As luck would have it, my friend Diederik Van Liere was recently hired by the Wikimedia Foundation to help them get a better understanding of editor patterns on Wikipedia – how many editors are joining and leaving the community at any given moment, and over time.
I’ve been thinking about Diederik’s research and three things have come to mind to me when I look at the above chart:
1. The question isn’t how do you ensure continued growth, nor is it always how do you stop decline. It’s about ensuring the continuity of the project.
Rapid growth should probably be expected of an open source or peer production project in the early stage that has LOTS of buzz around it (like Wikipedia was back in 2005). There’s lots of work to be done (so many articles HAVEN’T been written).
Decline may also be reasonable after the initial burst. I suspect many open source lose developers after the product moves out of beta. Indeed, some research Diederik and I have done of the Firefox community suggests this is the case.
Consequently, it might be worth inverting his research question. In addition to figuring out participation rates, figure out what is the minimum critical mass of contributors needed to sustain the project. For example, how many editors does wikipedia need to at a minimum (a) prevent vandals from destroying the current article inventory and/or at the maximum (b) sustain an article update and growth rate that sustains the current rate of traffic rate (which notably continues to grow significantly). The purpose of wikipedia is not to have many or few editors, it is to maintain the world’s most comprehensive and accurate encyclopedia.
I’ve represented this minimum critical mass in the graphic above with a “Maintenance threshold” line. Figuring out the metric for that feels like it may be more important than participation rates independently as such as metric could form the basis for a dashboard that would tell you a lot about the health of the project.
2. There might be an interesting equation describing participation rates
Another thing that struck me was that each open source project may have a participation quotient. A number that describes the amount of participation required to sustain a given unit of work in the project. For example, in wikipedia, it may be that every new page that is added needs 0.000001 new editors in order to be sustained. If page growth exceeds editors (or the community shrinks) at a certain point the project size outstrips the capacity of the community to sustain it. I can think of a few variables that might help ascertain this quotient – and I accept it wouldn’t be a fixed number. Change the technologies or rules around participation and you might make increase the effectiveness of a given participant (lowering the quotient) or you might make it harder to sustain work (raising the quotient). Indeed, the trend of a participation quotient would itself be interesting to monitor… projects will have to continue to find innovative ways to keep it constant even as the projects article archive or code base gets more complex.
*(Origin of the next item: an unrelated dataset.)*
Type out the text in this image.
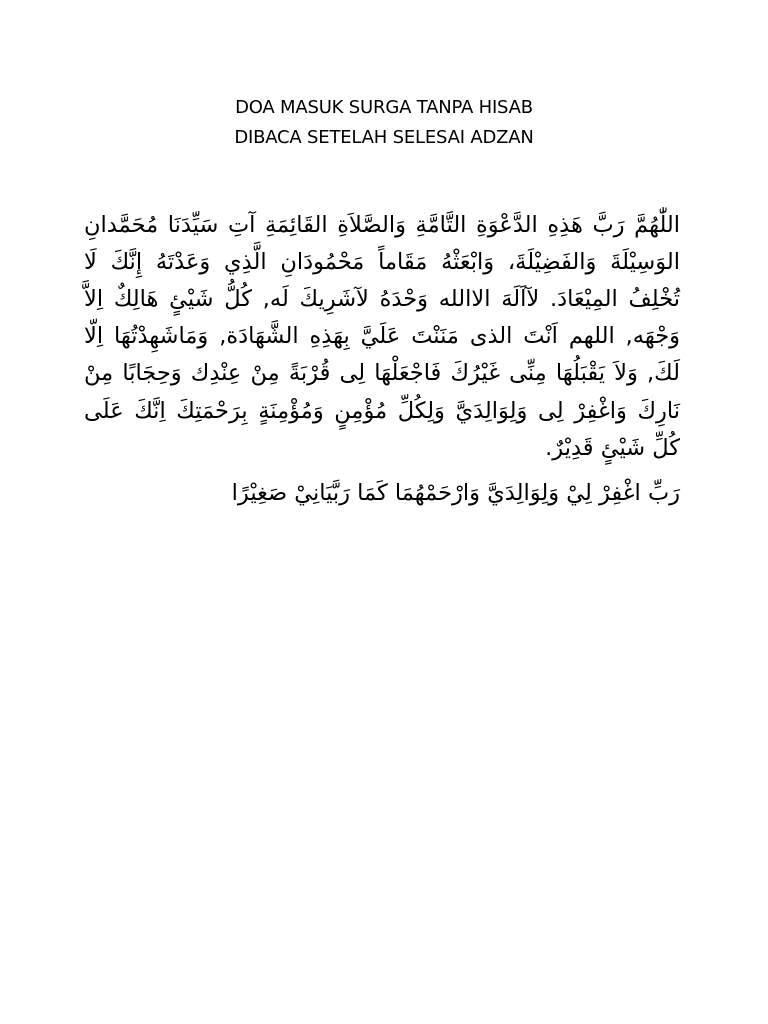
DOA MASUK SURGA TANPA HISAB
DIBACA SETELAH SELESAI ADZAN

اللّٰهُمَّ رَبَّ هَذِهِ الدَّعْوَةِ التَّامَّةِ وَالصَّلاَةِ القَائِمَةِ آتِ سَيِّدَنَا مُحَمَّدانِ الوَسِيْلَةَ وَالفَضِيْلَةَ، وَابْعَثْهُ مَقَاماً مَحْمُودَانِ الَّذِي وَعَدْتَهُ إِنَّكَ لَا تُخْلِفُ المِيْعَادَ. لآاَلَهَ الاالله وَحْدَهُ لآشَرِيكَ لَه, كُلُّ شَيْئٍ هَالِكٌ اِلاَّ وَجْهَه, اللهم اَنْتَ الذى مَنَنْتَ عَلَيَّ بِهَذِهِ الشَّهَادَة, وَمَاشَهِدْتُهَا اِلّا لَكَ, وَلاَ يَقْبَلُهَا مِنِّى غَيْرُكَ فَاجْعَلْهَا لِى قُرْبَةً مِنْ عِنْدِك وَحِجَابًا مِنْ نَارِكَ وَاغْفِرْ لِى وَلِوَالِدَيَّ وَلِكُلِّ مُؤْمِنٍ وَمُؤْمِنَةٍ بِرَحْمَتِكَ اِنَّكَ عَلَى كُلِّ شَيْئٍ قَدِيْرٌ.

رَبِّ اغْفِرْ لِيْ وَلِوَالِدَيَّ وَارْحَمْهُمَا كَمَا رَبَّيَانِيْ صَغِيْرًا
3. Finding a test case – study a wiki or open source project in the decline phase
One things about open source projects is that they rarely die. Indeed, there are lots of open source projects out there that are the walking zombies. A small, dedicated community struggles to keep a code base intact and functioning that is much too large for it to manage. My sense is that peer production/open source projects can collapse (would MySpace count as an example?) but the rarely collapse and die.
Diederik suggested that maybe one should study a wiki or open source project that has died. The fact that they rarely do is actually a good thing from a research perspective as it means that the infrastructure (and thus the data about the history of participation) is often still intact – ready to be downloaded and analyzed. By finding such a community we might be able to (a) ascertain what “maintenance threshold” of the project was at its peak, (b) see how its “participation quotient” evolved (or didn’t evolve) over time and, most importantly (c) see if there are subtle clues or actions that could serve as predictors of decline or collapse. Obviously, in some cases these might be exogenous forces (e.g. new technologies or processes made the project obsolete) but these could probably be controlled for.
Anyways, hopefully there is lots here for metric geeks and community managers to chew on. These are only some preliminary thoughts so I hope to flesh them out some more with friends.